Throw Scheduling Out the Window.

Months ago we were thrilled to hammer down a schedule for the Wee Baby T.  Feedings, naps, bed time, everything seemed to mesh; but then the invites started flooding in.  We were thrilled to be invited to social gatherings: “What, speak with other adults?  YES!!!”  Birthday parties, footie matches, even coffee with friends.  We eagerly accepted them all with open arms.

The first night was a breeze.  We had tickets to see the local footie team play an evening match, so we bundled the Wee Baby T up in the carrier, put his noise canceling headphones on and we were off to the game.  While he initially seemed confused as to why he wasn’t in bed, T slowly settled down and eventually his eyes shut.  Of course it was a manic game with more goals than you would expect, but still T stayed calm and relaxed, waking up and settling back down to sleep each time.  Game done, we head home to put him into the crib and he was out like a light.  Easy. Clearly he is flexible with his scheduling and is willing to cooperate when we want to head out for a little social time.

The next day we had a birthday to celebrate.  The event spanned 2 scheduled feeds and a nap, but we figured we could find a dark corner to let him snooze.  Feeding time was a disaster – with 20 people around, many of whom were complete strangers to this guy, there was too much distraction.  Getting fussy we cut lunch short, went to a bedroom and shut the curtains.  What would typically be an hour and a half nap was about 45 minutes before he woke up hungry.  A quick bottle and he was content for the rest of the evening, until we started the drive home.  T would drift off to sleep only to wake up with a start, clearly confused.

We got home and put him to bed, but this time it took considerable effort.  While he would usually sleep through the night with only 1 or 2 interventions from us, he seemed to have a difficult time drifting off, and staying asleep.

On Monday we fell back into his regular routine, unfortunately T seemed to have adapted to the chaos.  He suddenly didn’t want to take his afternoon nap and lunch time was more of a suggestion.  The buffet stayed open for about an hour as he picked his way through cheerios, veggies, and chicken bites, and by 5:30 he was ready for bed.  This of course threw Tuesday off as he woke up before the sun.

By Thursday we had settled him back into his schedule.  To be fair, it really isn’t his fault – we made these plans without consulting his calendar and the conflicting appointments were clearly not approved by management.

So how flexible can we be?  Let me know in the comments if your little one has a schedule, and if so, how exact are you with it?


1 thought on “Throw Scheduling Out the Window.”
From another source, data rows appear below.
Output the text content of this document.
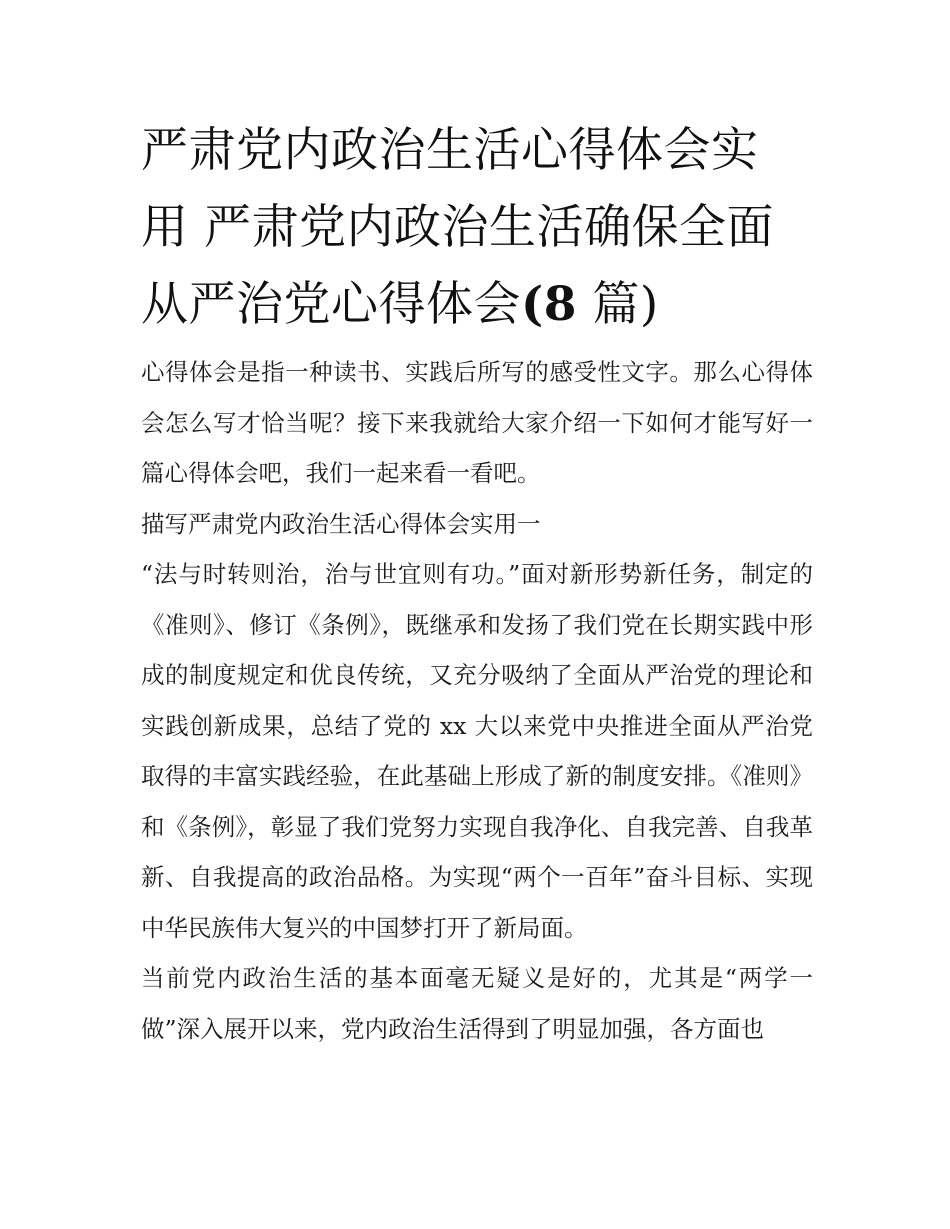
严肃党内政治生活心得体会实
用 严肃党内政治生活确保全面
从严治党心得体会(8 篇)

心得体会是指一种读书、实践后所写的感受性文字。那么心得体会怎么写才恰当呢？接下来我就给大家介绍一下如何才能写好一篇心得体会吧，我们一起来看一看吧。

描写严肃党内政治生活心得体会实用一

“法与时转则治，治与世宜则有功。”面对新形势新任务，制定的《准则》、修订《条例》，既继承和发扬了我们党在长期实践中形成的制度规定和优良传统，又充分吸纳了全面从严治党的理论和实践创新成果，总结了党的 xx 大以来党中央推进全面从严治党取得的丰富实践经验，在此基础上形成了新的制度安排。《准则》和《条例》，彰显了我们党努力实现自我净化、自我完善、自我革新、自我提高的政治品格。为实现“两个一百年”奋斗目标、实现中华民族伟大复兴的中国梦打开了新局面。

当前党内政治生活的基本面毫无疑义是好的，尤其是“两学一做”深入展开以来，党内政治生活得到了明显加强，各方面也
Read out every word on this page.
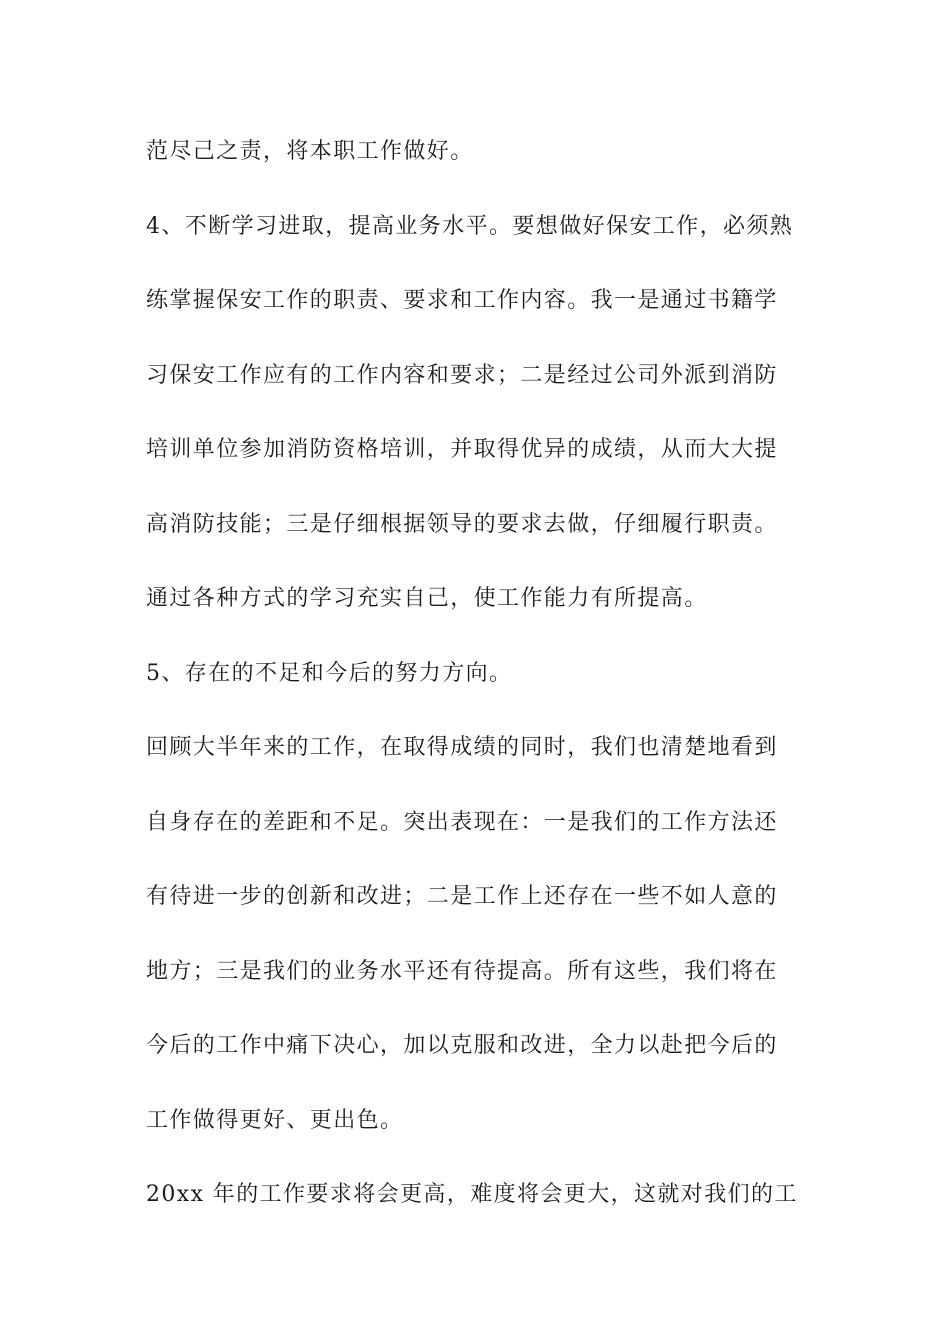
范尽己之责，将本职工作做好。
4、不断学习进取，提高业务水平。要想做好保安工作，必须熟
练掌握保安工作的职责、要求和工作内容。我一是通过书籍学
习保安工作应有的工作内容和要求；二是经过公司外派到消防
培训单位参加消防资格培训，并取得优异的成绩，从而大大提
高消防技能；三是仔细根据领导的要求去做，仔细履行职责。
通过各种方式的学习充实自己，使工作能力有所提高。
5、存在的不足和今后的努力方向。
回顾大半年来的工作，在取得成绩的同时，我们也清楚地看到
自身存在的差距和不足。突出表现在：一是我们的工作方法还
有待进一步的创新和改进；二是工作上还存在一些不如人意的
地方；三是我们的业务水平还有待提高。所有这些，我们将在
今后的工作中痛下决心，加以克服和改进，全力以赴把今后的
工作做得更好、更出色。
20xx 年的工作要求将会更高，难度将会更大，这就对我们的工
  • I love your blog! It’s so “real” to parents going through similar experiences.
    Though Schedules are good for the parents, and help with sanity in keeping our lives on a bit of a predictable plotline, they can stifle the creative opportunities that life presents. For example: bedtime. For years I thought that to be good parents we had to keep to a strict(ish) bedtime of 7pm. Without this, we feared our child would somehow become a werewolf all of sudden. Or mealtimes. They must attend the weekly “mom and tots” musical program. Afterall, how else will they increase social interaction with their peers, not to mention tap into their musical potential. We. Only. Have. So. Much. Time.

    But that’s just the point. Time. What’s the end goal? What’s most important? And is sanity worth the monotony of life that a schedule can create? If there’s a night constellation or campfire to experience, so what? If your little one is awake, why push it? It doesn’t always have to be about them, either. If you feel like spending the day at the Art Museum, even though it’s “Future-Mensa-Members-of-World-(for ages 1-2)-Day” at the science museum, do it. If they want to eat extra cheerios for a late breakfast and don’t eat their pre-planned organic kale lunch, so what? You’ll be happier, which in turn will positively influence your son/daughter.

    Naturally, kids are needy, yes. They are demanding of our time and our resources. We’d be irresponsible not to take their needs into consideration and plan in advance for them. They will be hungry, they will be tired, they will want to play, and we must work this somehow into a convenient, predictable program at times. But, they won’t become werewolfs, I assure you. And, some of the best memories and experiences in life are created in those moments of flexibility and spontaneity.